New Inspiration

Last week I finally got to see Lt. Governor Jay Dardenne’s presentation called Why Louisiana Ain’t  Mississippi; it was very inspiring.  Don’t miss it if you ever get a chance. It made me want to get out and see more of Louisiana right now.  It reminded me of the mid 1980s when I was accused of spending too much time in the swamps and marshes of South Louisiana and leaving out the beauties of the rest of our wonderful state.  So I embarked on a two year journey to do a book called Discovering Louisiana. On this sojourn I found much to like and have seen so much more since…but there is still more.

So yesterday I decided to go fishing on the Ouachita River with Jimmy Newsom.  His son Rob, a musician, mountain climber, proprietor of Boudreaux Cellars, and friend of mine, had been telling me for years that Jimmy was one of the best white perch, (sac-a-lait to Cajuns) fishermen in North Louisiana.  Rob has been suggesting that I go fishing with his dad for years. I met Jimmy in his driveway in Dubach at 5:30 AM. On our drive to Alabama Landing I find out he turned 91 years old last week.  He looked like he was 80, acted like he was 70 and moved like he was 60 when he jumped into the boat on its trailer and asked me to back him into the river.

Jimmy Newsom

It wasn’t long before he jerked in the first of 24 fish we caught that day.  I think it was 19 for Jimmy and 5 for me. The morning was cool and he told me war stories. One was about how important it was to have good pitch to be a sonar operator on a US Navel Destroyer to tell if a submarine was coming or going, which is how he served our country in World War II. But mainly we talked about fishing. We also saw a few water snakes and lots of egrets and herons. When we headed back to the boat ramp, I told Jimmy that I was inspired to see more of the Ouachita River.  Soon I will put my boat in at the Arkansas border and float down to Jonesville, Louisiana.
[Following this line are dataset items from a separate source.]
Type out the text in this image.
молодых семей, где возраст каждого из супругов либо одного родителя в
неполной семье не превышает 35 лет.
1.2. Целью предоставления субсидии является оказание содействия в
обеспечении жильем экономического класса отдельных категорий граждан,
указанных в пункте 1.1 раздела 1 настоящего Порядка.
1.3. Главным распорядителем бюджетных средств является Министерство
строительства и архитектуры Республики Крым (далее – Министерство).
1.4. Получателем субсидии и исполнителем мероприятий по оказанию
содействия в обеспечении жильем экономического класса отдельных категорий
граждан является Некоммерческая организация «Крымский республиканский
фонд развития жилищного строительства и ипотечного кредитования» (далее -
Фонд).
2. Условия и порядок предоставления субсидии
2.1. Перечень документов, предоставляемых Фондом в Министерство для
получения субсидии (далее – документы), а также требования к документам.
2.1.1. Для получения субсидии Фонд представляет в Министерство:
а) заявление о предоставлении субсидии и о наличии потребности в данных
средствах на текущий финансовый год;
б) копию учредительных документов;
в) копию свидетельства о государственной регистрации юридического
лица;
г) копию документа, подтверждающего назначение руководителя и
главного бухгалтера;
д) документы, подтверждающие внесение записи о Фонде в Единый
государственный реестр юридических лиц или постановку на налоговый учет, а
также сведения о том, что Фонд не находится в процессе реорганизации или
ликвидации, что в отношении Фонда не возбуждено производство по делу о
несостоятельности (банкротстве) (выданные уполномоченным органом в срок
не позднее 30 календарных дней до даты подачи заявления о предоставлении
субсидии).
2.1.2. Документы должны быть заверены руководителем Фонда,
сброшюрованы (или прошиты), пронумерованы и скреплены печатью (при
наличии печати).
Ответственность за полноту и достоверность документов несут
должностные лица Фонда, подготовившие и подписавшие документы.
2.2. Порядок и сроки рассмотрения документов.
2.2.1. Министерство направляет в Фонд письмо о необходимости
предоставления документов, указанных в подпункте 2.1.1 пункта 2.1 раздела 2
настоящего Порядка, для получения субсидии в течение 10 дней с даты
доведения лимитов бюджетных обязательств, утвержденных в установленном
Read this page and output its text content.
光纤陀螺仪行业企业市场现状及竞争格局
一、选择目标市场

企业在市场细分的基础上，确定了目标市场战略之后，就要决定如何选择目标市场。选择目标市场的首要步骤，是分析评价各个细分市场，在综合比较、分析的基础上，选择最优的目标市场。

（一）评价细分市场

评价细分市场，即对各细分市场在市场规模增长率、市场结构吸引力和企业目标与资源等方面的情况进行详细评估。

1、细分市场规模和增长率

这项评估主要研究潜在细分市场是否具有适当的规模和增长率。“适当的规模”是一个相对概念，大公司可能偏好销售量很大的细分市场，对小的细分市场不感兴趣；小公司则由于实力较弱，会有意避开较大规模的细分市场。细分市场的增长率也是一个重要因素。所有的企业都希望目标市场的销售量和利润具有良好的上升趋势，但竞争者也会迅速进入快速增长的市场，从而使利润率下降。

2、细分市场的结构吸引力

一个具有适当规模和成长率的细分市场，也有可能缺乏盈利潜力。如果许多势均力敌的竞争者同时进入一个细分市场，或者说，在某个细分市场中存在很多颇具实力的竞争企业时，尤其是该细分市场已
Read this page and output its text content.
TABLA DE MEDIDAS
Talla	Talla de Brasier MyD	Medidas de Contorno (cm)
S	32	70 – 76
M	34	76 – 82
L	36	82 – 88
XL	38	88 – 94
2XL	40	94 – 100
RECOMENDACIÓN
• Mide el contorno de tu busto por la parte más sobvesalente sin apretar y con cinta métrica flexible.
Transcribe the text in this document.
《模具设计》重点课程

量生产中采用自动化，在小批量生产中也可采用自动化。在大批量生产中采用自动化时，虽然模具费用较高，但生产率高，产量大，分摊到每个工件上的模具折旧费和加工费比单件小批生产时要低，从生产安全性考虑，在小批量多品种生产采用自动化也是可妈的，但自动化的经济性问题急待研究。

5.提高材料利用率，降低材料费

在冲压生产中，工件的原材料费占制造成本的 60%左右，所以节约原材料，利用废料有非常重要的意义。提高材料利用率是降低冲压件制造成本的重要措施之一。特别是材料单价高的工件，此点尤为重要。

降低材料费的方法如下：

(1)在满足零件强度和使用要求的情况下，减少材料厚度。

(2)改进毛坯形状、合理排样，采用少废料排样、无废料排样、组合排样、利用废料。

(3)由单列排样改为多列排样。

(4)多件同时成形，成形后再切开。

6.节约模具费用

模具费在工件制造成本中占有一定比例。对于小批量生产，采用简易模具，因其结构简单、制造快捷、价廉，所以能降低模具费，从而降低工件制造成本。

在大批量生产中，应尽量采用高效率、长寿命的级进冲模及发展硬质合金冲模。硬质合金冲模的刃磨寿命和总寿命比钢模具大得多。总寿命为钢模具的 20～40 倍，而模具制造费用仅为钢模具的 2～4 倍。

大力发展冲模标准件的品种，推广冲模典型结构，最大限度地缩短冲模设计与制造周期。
Bicentennial Day and Stamp Release

Monday was a wonderful start to Louisiana's 200th year as a state.  The event was put together by the Bicentennial Commission, the Lieutenant Governor's Office, and the USPS. The party was chock full of celebrities and talented people with Louisiana roots.

The luncheon at the Governor's Mansion was a tasty start.  Chef Don Bergeron used local ingredients.  Then our group bused to the State Capitol and entered the packed House Chamber.  Most all of our state's elected officials were there.  Jay Dardene was the MC and gave an interesting short history of the state. Michael Wynne of the commission spoke in place of General Honore. Monique Gagnon-Tremblay spoke in French.   The pace picked up when Zachary Richard sang a wonderful song about the oldest tribe in Louisiana.

Interesting remarks were spoken by Political Strategist James Carville, Actress Faith Ford, Filmmaker William Joyce, Chef Paul Prudhomme and finally Jay Dardene read a letter from Journalist Cokie Roberts, who broke a bone the day before and could not come.

Finally, after three years of knowing that my favorite photo would be the bicentennial stamp, Anthony J. Vegliante, Executive Vice President of the USPS, unveiled a five foot facsimile of the Forever Stamp.

Deacon John sang, Donna Douglas (alla Elly May Clampet) belted out her signature shrill whistle, then Irma Thomas and Jay Chevlier led the crowd in You Are My Sunshine.

Afterwards stamps and first day of issue envelopes were sold as a giant Louisiana themed cake was cut. I'll be attending a few bicentennial events throughout the rest of the year, but mostly I can get back in my boat and look for another Flat Lake Sunset in the Atchafalaya Basin.  Happy Birthday Louisiana!